Ayant par ailleurs réussi à acheter un camion pour la Commune Populaire à la demande du Secrétaire Ho, Steven Moshe se verra, après son départ de Chine, accusé par la Chine d’espionnage. Il est aujourd’hui Président de l’Institut de recherches de la Population et auteur de plusieurs ouvrages, l’un d’entre eux portant sur la tragédie dont il fut témoin en 1979.  

 Paradoxalement, ce témoignage figure dans le sixième et dernier chapitre, “Opening up” (l’ouverture).

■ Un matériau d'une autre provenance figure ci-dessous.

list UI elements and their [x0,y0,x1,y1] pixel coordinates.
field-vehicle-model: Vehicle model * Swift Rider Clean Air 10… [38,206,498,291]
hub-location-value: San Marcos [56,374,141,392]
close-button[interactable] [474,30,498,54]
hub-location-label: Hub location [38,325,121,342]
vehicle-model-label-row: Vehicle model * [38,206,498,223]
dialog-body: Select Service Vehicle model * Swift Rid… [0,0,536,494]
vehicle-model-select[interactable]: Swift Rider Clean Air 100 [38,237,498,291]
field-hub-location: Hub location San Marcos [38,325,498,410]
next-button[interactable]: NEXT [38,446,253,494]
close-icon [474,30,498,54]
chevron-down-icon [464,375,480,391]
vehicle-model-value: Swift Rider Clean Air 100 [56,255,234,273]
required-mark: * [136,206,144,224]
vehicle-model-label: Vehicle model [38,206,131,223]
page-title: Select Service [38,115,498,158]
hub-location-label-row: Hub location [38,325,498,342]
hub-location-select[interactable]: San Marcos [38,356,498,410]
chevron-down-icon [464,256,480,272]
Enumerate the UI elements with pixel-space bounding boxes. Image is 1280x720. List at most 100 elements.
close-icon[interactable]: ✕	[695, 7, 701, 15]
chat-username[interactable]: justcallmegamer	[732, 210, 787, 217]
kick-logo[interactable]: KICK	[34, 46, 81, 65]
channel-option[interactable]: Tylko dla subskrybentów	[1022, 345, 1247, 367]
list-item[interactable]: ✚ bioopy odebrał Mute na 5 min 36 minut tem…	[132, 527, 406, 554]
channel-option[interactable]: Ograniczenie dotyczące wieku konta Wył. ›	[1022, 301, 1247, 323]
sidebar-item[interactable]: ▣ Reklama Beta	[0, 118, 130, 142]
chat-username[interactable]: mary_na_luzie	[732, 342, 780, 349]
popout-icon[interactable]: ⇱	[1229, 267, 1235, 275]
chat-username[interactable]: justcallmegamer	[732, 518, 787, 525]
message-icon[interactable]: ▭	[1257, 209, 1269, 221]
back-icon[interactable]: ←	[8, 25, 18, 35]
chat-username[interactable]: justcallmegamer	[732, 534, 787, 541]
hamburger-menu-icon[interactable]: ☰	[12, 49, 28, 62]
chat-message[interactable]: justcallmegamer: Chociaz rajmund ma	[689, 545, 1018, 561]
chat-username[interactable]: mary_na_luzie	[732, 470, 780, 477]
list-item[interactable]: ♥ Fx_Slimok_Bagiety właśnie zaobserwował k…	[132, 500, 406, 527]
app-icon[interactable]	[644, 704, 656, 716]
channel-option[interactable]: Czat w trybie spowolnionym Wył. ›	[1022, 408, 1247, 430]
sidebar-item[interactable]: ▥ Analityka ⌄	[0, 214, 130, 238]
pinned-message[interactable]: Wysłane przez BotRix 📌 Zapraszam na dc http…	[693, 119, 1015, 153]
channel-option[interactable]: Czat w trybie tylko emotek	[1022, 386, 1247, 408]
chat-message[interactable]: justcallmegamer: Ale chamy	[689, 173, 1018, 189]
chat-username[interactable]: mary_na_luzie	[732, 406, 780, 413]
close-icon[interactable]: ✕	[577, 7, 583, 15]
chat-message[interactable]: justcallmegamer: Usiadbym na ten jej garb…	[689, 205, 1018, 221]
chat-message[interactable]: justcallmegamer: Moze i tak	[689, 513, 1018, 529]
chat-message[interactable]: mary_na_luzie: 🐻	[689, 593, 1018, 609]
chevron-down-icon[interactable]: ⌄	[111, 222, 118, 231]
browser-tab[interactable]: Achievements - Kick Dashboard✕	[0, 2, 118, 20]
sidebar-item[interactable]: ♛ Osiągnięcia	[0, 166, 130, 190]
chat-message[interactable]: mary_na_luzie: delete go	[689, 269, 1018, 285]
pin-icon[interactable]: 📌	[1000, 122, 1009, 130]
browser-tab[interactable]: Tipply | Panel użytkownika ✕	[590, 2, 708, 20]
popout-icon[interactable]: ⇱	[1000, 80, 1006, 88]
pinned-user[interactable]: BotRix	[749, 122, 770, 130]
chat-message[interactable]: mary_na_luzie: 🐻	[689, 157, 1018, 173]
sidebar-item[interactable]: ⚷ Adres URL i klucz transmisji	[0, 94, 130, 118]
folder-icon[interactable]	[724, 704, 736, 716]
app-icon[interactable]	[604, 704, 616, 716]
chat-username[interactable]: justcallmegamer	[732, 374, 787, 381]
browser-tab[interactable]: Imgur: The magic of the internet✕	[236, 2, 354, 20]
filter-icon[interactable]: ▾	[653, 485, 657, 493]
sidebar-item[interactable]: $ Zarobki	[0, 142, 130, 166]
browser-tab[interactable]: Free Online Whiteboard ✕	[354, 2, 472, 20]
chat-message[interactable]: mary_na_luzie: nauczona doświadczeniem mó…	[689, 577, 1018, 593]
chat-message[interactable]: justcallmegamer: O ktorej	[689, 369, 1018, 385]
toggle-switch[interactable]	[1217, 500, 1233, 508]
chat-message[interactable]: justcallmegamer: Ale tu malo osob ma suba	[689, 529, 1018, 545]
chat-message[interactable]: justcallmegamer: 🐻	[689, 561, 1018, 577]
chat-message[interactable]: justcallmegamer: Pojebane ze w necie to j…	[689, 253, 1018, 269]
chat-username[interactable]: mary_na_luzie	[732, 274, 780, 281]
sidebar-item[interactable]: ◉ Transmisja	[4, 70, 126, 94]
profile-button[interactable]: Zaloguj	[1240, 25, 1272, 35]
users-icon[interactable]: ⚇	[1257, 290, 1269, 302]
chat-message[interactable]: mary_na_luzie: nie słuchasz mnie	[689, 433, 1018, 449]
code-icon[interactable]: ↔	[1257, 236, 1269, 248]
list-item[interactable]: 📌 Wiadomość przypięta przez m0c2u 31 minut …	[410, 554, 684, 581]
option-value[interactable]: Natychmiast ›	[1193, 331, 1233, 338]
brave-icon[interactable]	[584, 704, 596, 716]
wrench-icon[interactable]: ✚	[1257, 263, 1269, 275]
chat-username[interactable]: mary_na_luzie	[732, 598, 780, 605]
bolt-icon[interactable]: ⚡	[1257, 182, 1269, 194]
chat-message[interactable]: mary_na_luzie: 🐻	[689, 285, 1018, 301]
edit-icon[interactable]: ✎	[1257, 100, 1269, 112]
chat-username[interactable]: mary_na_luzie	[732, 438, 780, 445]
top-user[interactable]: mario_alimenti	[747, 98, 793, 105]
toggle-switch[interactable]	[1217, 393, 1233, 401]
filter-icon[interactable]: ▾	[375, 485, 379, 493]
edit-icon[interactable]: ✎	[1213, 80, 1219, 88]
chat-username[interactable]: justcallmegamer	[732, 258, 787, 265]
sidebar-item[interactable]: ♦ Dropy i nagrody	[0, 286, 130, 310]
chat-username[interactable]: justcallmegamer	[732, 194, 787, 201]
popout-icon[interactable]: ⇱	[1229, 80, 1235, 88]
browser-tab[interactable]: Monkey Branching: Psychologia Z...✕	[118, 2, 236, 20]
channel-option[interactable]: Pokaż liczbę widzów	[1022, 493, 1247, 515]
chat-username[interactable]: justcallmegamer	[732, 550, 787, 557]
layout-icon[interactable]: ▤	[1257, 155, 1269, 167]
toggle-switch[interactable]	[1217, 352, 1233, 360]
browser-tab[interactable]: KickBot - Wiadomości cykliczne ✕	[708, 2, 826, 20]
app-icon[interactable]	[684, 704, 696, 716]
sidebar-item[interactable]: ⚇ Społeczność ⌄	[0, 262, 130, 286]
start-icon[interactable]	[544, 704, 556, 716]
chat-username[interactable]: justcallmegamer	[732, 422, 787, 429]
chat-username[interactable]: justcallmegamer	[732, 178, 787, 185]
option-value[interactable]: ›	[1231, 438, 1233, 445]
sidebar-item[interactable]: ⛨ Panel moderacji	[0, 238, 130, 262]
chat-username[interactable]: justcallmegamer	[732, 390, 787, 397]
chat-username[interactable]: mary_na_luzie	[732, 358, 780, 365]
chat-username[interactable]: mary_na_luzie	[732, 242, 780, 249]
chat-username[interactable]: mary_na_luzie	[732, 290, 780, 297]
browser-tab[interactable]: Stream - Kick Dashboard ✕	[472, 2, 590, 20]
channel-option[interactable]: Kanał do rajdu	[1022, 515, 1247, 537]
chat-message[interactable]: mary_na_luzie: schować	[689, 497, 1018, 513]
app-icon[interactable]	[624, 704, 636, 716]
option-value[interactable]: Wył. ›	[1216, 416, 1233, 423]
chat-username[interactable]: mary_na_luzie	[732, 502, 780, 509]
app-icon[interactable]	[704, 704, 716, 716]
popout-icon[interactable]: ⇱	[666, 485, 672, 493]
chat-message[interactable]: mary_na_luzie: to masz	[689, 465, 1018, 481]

Ce qui fait la richesse de My first to China, c’est à la fois la multiplicité des témoignages, même si certaines redondances apparaissent, - au demeurant elles-mêmes signifiantes -, la qualité des témoins, ainsi que  la longue durée couverte par ces trente écrits. L’humour affleure dans nombre d’entre eux. Deux exemples: Jerome Chen commence ainsi son témoignage: “J’ai commence à étudier la langue chinoise le 1er août 1960 à 9 heures du matin. Confucius a dit: “Etablis-toi à trente ans”. Comme je venais de fêter mon trentième anniversaire, je décidai qu’il avait raison. Cependant, je ne serais pas autorisé à visiter la Chine avant le 20 mai 1972.”

Et cette chute, que l’on doit au très honorable Perry Link, Professeur émérite à l’Université de Princeton: “A la fin des années 60, j’admirais Mao parce que je me sentais très concerné par des choses comme la paix, la liberté, la justice, la vérité et la chance offerte à chaque petit gars. (“A fair chance to the little guy”). Aujourd’hui, je déteste Mao et son héritage: pourquoi? Parce que je suis attiré par des choses comme la paix, la liberté, la justice et par la chance offerte à chaque petit gars.”

                               ****

 (1) En fait, cette photo, initialement en noir et blanc, fut colorisée par Madame Meng Songren, orfèvre en la matière, lors de la Révolution culturelle et reproduite à des millions d’exemplaires sur différents supports.

 (2) Les Chinois eux-mêmes la nomme “veste Sun Yatsen”.

(3) A l’exception de celui de Simon Leys, adaptation par Kin-ming Liu de plusieurs textes et interviews récents. Récit savoureux où il est plus question de Singapour, de Hong-Kong surtout que de la Chine continentale qu’il avait si brillamment évoquée dans Ombres chinoises.

(4) Certains des plus grands noms de la sinologie mondiale figurent au générique.

(5) Une experience que j’ai vécue dans l’autre sens dès 1964. ( Voir “La Chine est très pauvre et très révolutionnaire”.)

(6) Roderick MacFarquhar, The Origins of the Cultural Revolution, R.I.I.A, Columbia, 1974-1997.

Roderick MacFarquhar, Michael Schoenhals, Mao’s Last Revolution, Harvard University Press, 2006; édition française: La dernière révolution de Mao, Gallimard, 2009;

(7) Auteur de quatorze livres dont huit sur la Chine, Directeur du Centre des relations sino-américaines à la Asia Society, Orville Schell signe une préface remarquable.

(8) Seul journaliste ayant obtenu, dès 1936, les confidences du Pt Mao, Edgar Snow écrivit la première et seule autobiographie de celui-ci. (Red Star over China, Etoile rouge sur la Chine, 1937).

(9) Lois Wheeler Snow, qui se défend d’avoir succombé au syndrome des “villages Potemkine” – expression qui désigne tous ces lieux mis en scène fonctionnant comme des leurres, à l’adresse des visiteurs étrangers -  refuse cependant de reconnaître l’évidence en privilégiant les soi disant bienfaits du système chinois de cette époque cruelle. Par fidélité à son défunt mari. A contrario, elle se révèle très lucide à propos de ce temps, faisant pêle-mêle allusion à Wei Jinsheng, Liu Xiaobo ou Ai Weiwei.

(10) Mao, dans un dernier geste de défiance et de cruauté, refusera d’ailleurs que le Premier Ministre soit soigné dans un hôpital.

(11) Journaux muraux (écrits à la main) en grands caractères.